Momen paling menegangkan adalah saat mereka dipanggil ke atas panggung untuk sesi wawancara singkat tentang turnamen. Lampu sorot yang terang benderang menerpa wajah Rangga, membuatnya merasa seperti diinterogasi. Mikrofon di tangannya terasa sangat berat.
"Ren, dengan popularitasmu yang meledak, apa rencanamu ke depan? Apakah ada target baru di ZPS?" tanya sang pembawa acara.
Rangga menatap ke arah penonton, yang tampak seperti lautan wajah samar. Ia ingin sekali menjawab, ia punya banyak impian dan rencana. Tapi kata-katanya macet di tenggorokan. Ia hanya bisa tersenyum canggung.
Aisha segera menyambar mikrofon. "Ren ini memang agak pendiam di dunia nyata, ya! Tapi dia sangat fokus dan punya banyak rencana besar untuk karirnya di ZPS. Tunggu saja kejutannya!" Aisha tertawa renyah, mengalihkan perhatian dari kecanggungan Ren. Penonton ikut tertawa.

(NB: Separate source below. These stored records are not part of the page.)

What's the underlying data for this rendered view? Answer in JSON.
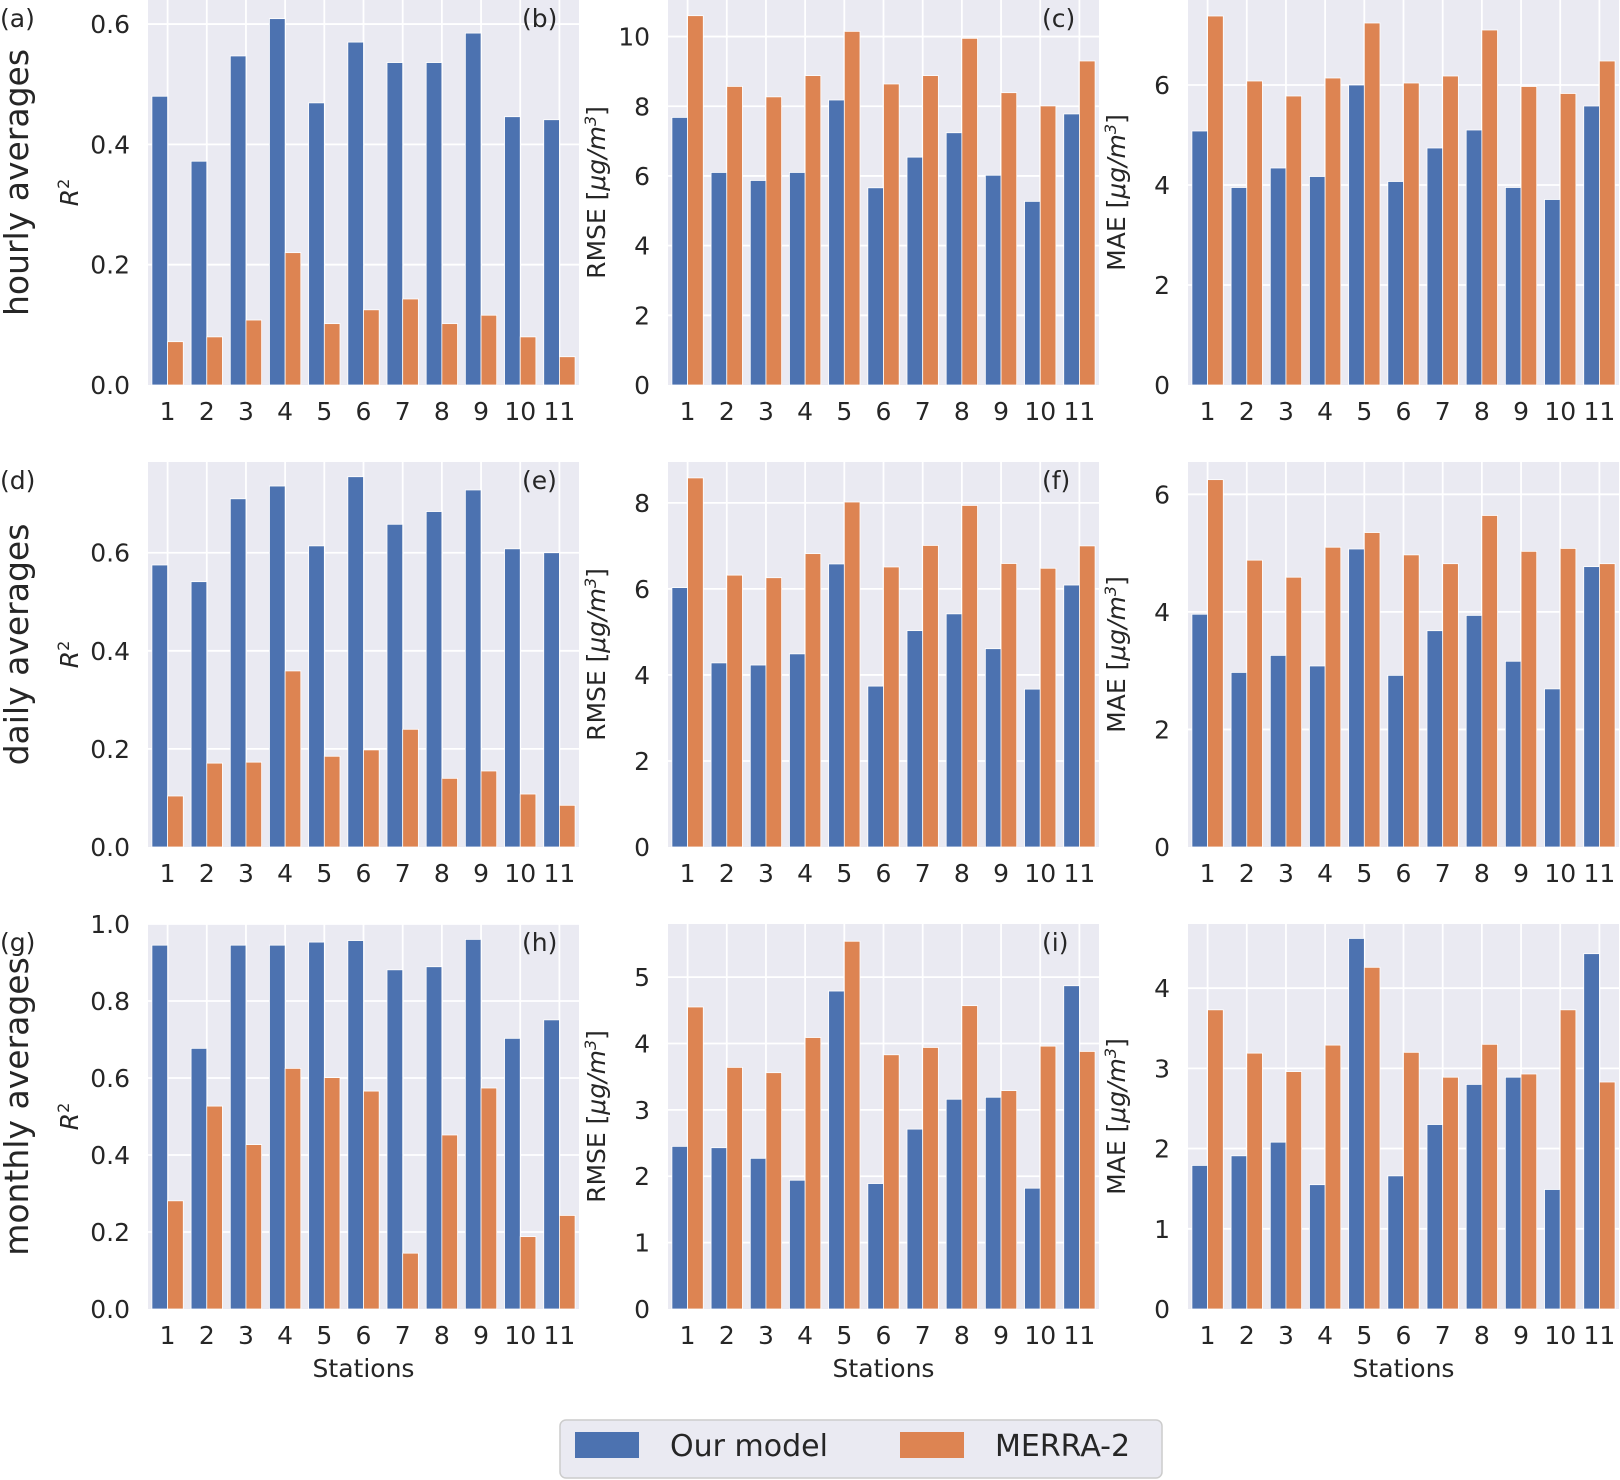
{
  "colors": {
    "model": "#4c72b0",
    "merra": "#dd8452",
    "plot_bg": "#eaeaf2",
    "grid": "#ffffff",
    "text": "#262626"
  },
  "legend": {
    "model": "Our model",
    "merra": "MERRA-2"
  },
  "row_labels": [
    "hourly averages",
    "daily averages",
    "monthly averages"
  ],
  "chart_data": [
    {
      "type": "bar",
      "panel": "(a)",
      "row": 0,
      "col": 0,
      "ylabel": "R",
      "ylabel_sup": "2",
      "xlabel": "",
      "categories": [
        "1",
        "2",
        "3",
        "4",
        "5",
        "6",
        "7",
        "8",
        "9",
        "10",
        "11"
      ],
      "ylim": [
        0,
        0.64
      ],
      "yticks": [
        0.0,
        0.2,
        0.4,
        0.6
      ],
      "tick_labels": [
        "0.0",
        "0.2",
        "0.4",
        "0.6"
      ],
      "series": [
        {
          "name": "Our model",
          "values": [
            0.48,
            0.372,
            0.547,
            0.609,
            0.469,
            0.57,
            0.536,
            0.536,
            0.585,
            0.446,
            0.441
          ]
        },
        {
          "name": "MERRA-2",
          "values": [
            0.072,
            0.08,
            0.108,
            0.22,
            0.102,
            0.125,
            0.143,
            0.102,
            0.116,
            0.08,
            0.047
          ]
        }
      ]
    },
    {
      "type": "bar",
      "panel": "(b)",
      "row": 0,
      "col": 1,
      "ylabel": "RMSE [μg/m",
      "ylabel_sup": "3",
      "ylabel_close": "]",
      "xlabel": "",
      "categories": [
        "1",
        "2",
        "3",
        "4",
        "5",
        "6",
        "7",
        "8",
        "9",
        "10",
        "11"
      ],
      "ylim": [
        0,
        11.05
      ],
      "yticks": [
        0,
        2,
        4,
        6,
        8,
        10
      ],
      "tick_labels": [
        "0",
        "2",
        "4",
        "6",
        "8",
        "10"
      ],
      "series": [
        {
          "name": "Our model",
          "values": [
            7.68,
            6.1,
            5.87,
            6.1,
            8.18,
            5.66,
            6.54,
            7.24,
            6.02,
            5.27,
            7.78
          ]
        },
        {
          "name": "MERRA-2",
          "values": [
            10.6,
            8.57,
            8.27,
            8.88,
            10.15,
            8.64,
            8.88,
            9.95,
            8.39,
            8.01,
            9.3
          ]
        }
      ]
    },
    {
      "type": "bar",
      "panel": "(c)",
      "row": 0,
      "col": 2,
      "ylabel": "MAE [μg/m",
      "ylabel_sup": "3",
      "ylabel_close": "]",
      "xlabel": "",
      "categories": [
        "1",
        "2",
        "3",
        "4",
        "5",
        "6",
        "7",
        "8",
        "9",
        "10",
        "11"
      ],
      "ylim": [
        0,
        7.7
      ],
      "yticks": [
        0,
        2,
        4,
        6
      ],
      "tick_labels": [
        "0",
        "2",
        "4",
        "6"
      ],
      "series": [
        {
          "name": "Our model",
          "values": [
            5.08,
            3.95,
            4.34,
            4.17,
            6.0,
            4.07,
            4.74,
            5.1,
            3.95,
            3.71,
            5.58
          ]
        },
        {
          "name": "MERRA-2",
          "values": [
            7.38,
            6.08,
            5.78,
            6.14,
            7.24,
            6.04,
            6.18,
            7.1,
            5.97,
            5.83,
            6.48
          ]
        }
      ]
    },
    {
      "type": "bar",
      "panel": "(d)",
      "row": 1,
      "col": 0,
      "ylabel": "R",
      "ylabel_sup": "2",
      "xlabel": "",
      "categories": [
        "1",
        "2",
        "3",
        "4",
        "5",
        "6",
        "7",
        "8",
        "9",
        "10",
        "11"
      ],
      "ylim": [
        0,
        0.785
      ],
      "yticks": [
        0.0,
        0.2,
        0.4,
        0.6
      ],
      "tick_labels": [
        "0.0",
        "0.2",
        "0.4",
        "0.6"
      ],
      "series": [
        {
          "name": "Our model",
          "values": [
            0.575,
            0.541,
            0.71,
            0.736,
            0.614,
            0.755,
            0.658,
            0.684,
            0.728,
            0.608,
            0.6
          ]
        },
        {
          "name": "MERRA-2",
          "values": [
            0.104,
            0.171,
            0.173,
            0.359,
            0.185,
            0.198,
            0.24,
            0.14,
            0.155,
            0.108,
            0.085
          ]
        }
      ]
    },
    {
      "type": "bar",
      "panel": "(e)",
      "row": 1,
      "col": 1,
      "ylabel": "RMSE [μg/m",
      "ylabel_sup": "3",
      "ylabel_close": "]",
      "xlabel": "",
      "categories": [
        "1",
        "2",
        "3",
        "4",
        "5",
        "6",
        "7",
        "8",
        "9",
        "10",
        "11"
      ],
      "ylim": [
        0,
        8.95
      ],
      "yticks": [
        0,
        2,
        4,
        6,
        8
      ],
      "tick_labels": [
        "0",
        "2",
        "4",
        "6",
        "8"
      ],
      "series": [
        {
          "name": "Our model",
          "values": [
            6.03,
            4.28,
            4.23,
            4.49,
            6.58,
            3.74,
            5.03,
            5.42,
            4.61,
            3.67,
            6.09
          ]
        },
        {
          "name": "MERRA-2",
          "values": [
            8.58,
            6.32,
            6.26,
            6.82,
            8.02,
            6.51,
            7.01,
            7.94,
            6.59,
            6.48,
            7.0
          ]
        }
      ]
    },
    {
      "type": "bar",
      "panel": "(f)",
      "row": 1,
      "col": 2,
      "ylabel": "MAE [μg/m",
      "ylabel_sup": "3",
      "ylabel_close": "]",
      "xlabel": "",
      "categories": [
        "1",
        "2",
        "3",
        "4",
        "5",
        "6",
        "7",
        "8",
        "9",
        "10",
        "11"
      ],
      "ylim": [
        0,
        6.55
      ],
      "yticks": [
        0,
        2,
        4,
        6
      ],
      "tick_labels": [
        "0",
        "2",
        "4",
        "6"
      ],
      "series": [
        {
          "name": "Our model",
          "values": [
            3.96,
            2.97,
            3.26,
            3.08,
            5.07,
            2.92,
            3.68,
            3.94,
            3.16,
            2.69,
            4.77
          ]
        },
        {
          "name": "MERRA-2",
          "values": [
            6.25,
            4.88,
            4.59,
            5.1,
            5.35,
            4.97,
            4.82,
            5.64,
            5.03,
            5.08,
            4.82
          ]
        }
      ]
    },
    {
      "type": "bar",
      "panel": "(g)",
      "row": 2,
      "col": 0,
      "ylabel": "R",
      "ylabel_sup": "2",
      "xlabel": "Stations",
      "categories": [
        "1",
        "2",
        "3",
        "4",
        "5",
        "6",
        "7",
        "8",
        "9",
        "10",
        "11"
      ],
      "ylim": [
        0,
        1.0
      ],
      "yticks": [
        0.0,
        0.2,
        0.4,
        0.6,
        0.8,
        1.0
      ],
      "tick_labels": [
        "0.0",
        "0.2",
        "0.4",
        "0.6",
        "0.8",
        "1.0"
      ],
      "series": [
        {
          "name": "Our model",
          "values": [
            0.945,
            0.677,
            0.945,
            0.945,
            0.953,
            0.957,
            0.881,
            0.889,
            0.96,
            0.703,
            0.751
          ]
        },
        {
          "name": "MERRA-2",
          "values": [
            0.281,
            0.527,
            0.427,
            0.625,
            0.601,
            0.566,
            0.145,
            0.452,
            0.574,
            0.188,
            0.243
          ]
        }
      ]
    },
    {
      "type": "bar",
      "panel": "(h)",
      "row": 2,
      "col": 1,
      "ylabel": "RMSE [μg/m",
      "ylabel_sup": "3",
      "ylabel_close": "]",
      "xlabel": "Stations",
      "categories": [
        "1",
        "2",
        "3",
        "4",
        "5",
        "6",
        "7",
        "8",
        "9",
        "10",
        "11"
      ],
      "ylim": [
        0,
        5.8
      ],
      "yticks": [
        0,
        1,
        2,
        3,
        4,
        5
      ],
      "tick_labels": [
        "0",
        "1",
        "2",
        "3",
        "4",
        "5"
      ],
      "series": [
        {
          "name": "Our model",
          "values": [
            2.45,
            2.43,
            2.27,
            1.94,
            4.79,
            1.89,
            2.71,
            3.16,
            3.19,
            1.82,
            4.87
          ]
        },
        {
          "name": "MERRA-2",
          "values": [
            4.55,
            3.64,
            3.56,
            4.09,
            5.54,
            3.83,
            3.94,
            4.57,
            3.29,
            3.96,
            3.88
          ]
        }
      ]
    },
    {
      "type": "bar",
      "panel": "(i)",
      "row": 2,
      "col": 2,
      "ylabel": "MAE [μg/m",
      "ylabel_sup": "3",
      "ylabel_close": "]",
      "xlabel": "Stations",
      "categories": [
        "1",
        "2",
        "3",
        "4",
        "5",
        "6",
        "7",
        "8",
        "9",
        "10",
        "11"
      ],
      "ylim": [
        0,
        4.8
      ],
      "yticks": [
        0,
        1,
        2,
        3,
        4
      ],
      "tick_labels": [
        "0",
        "1",
        "2",
        "3",
        "4"
      ],
      "series": [
        {
          "name": "Our model",
          "values": [
            1.79,
            1.91,
            2.08,
            1.55,
            4.62,
            1.66,
            2.3,
            2.8,
            2.89,
            1.49,
            4.43
          ]
        },
        {
          "name": "MERRA-2",
          "values": [
            3.73,
            3.19,
            2.96,
            3.29,
            4.26,
            3.2,
            2.89,
            3.3,
            2.93,
            3.73,
            2.83
          ]
        }
      ]
    }
  ]
}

Rangga merasa campur aduk. Ia bersyukur Aisha selalu ada untuknya, selalu menyelamatkannya dari situasi memalukan. Namun, ia juga merasa frustrasi pada dirinya sendiri. Mengapa ia begitu berbeda di dunia nyata? Mengapa ia tidak bisa berbicara, tidak bisa menjadi "Ren" yang karismatik di depan kamera? Ia merasa seperti dua orang yang terpisah, terjebak dalam tubuh yang sama.
Sepanjang malam, ia terus merasakan tatapan orang, bisikan-bisikan, dan tekanan yang tak henti-hentinya. Ia mencoba bersosialisasi, mengikuti Aisha, tetapi setiap interaksi terasa seperti upaya keras. Setiap senyumnya terasa dipaksakan. Ia adalah bintang di dunia maya, namun seorang asing di dunia nyata. Ia mengamati Aisha yang begitu percaya diri, berinteraksi dengan semua orang, seolah ini adalah habitat alaminya. Rasa kagum dan sekaligus cemburu mulai tumbuh di hati Rangga. Aisha begitu sempurna, sementara ia, Rangga, masih berjuang untuk sekadar berdiri tegak di tengah keramaian. Ia merasa tidak layak berada di sampingnya, apalagi jika ada ketertarikan yang ia rasakan dari Aisha.
Ketika event berakhir dan mereka kembali ke hotel, Rangga merasa seperti baru saja melewati sebuah maraton. Ia langsung melemparkan dirinya ke tempat tidur, tubuhnya lelah, namun pikirannya masih berputar. Ketenaran ini memang memberinya segalanya, tapi juga mengambil sesuatu yang berharga: kenyamanan menjadi dirinya sendiri. Ia tahu, langkah selanjutnya bukan lagi tentang mengalahkan musuh di game, melainkan mengalahkan ketakutan terbesarnya di dunia nyata.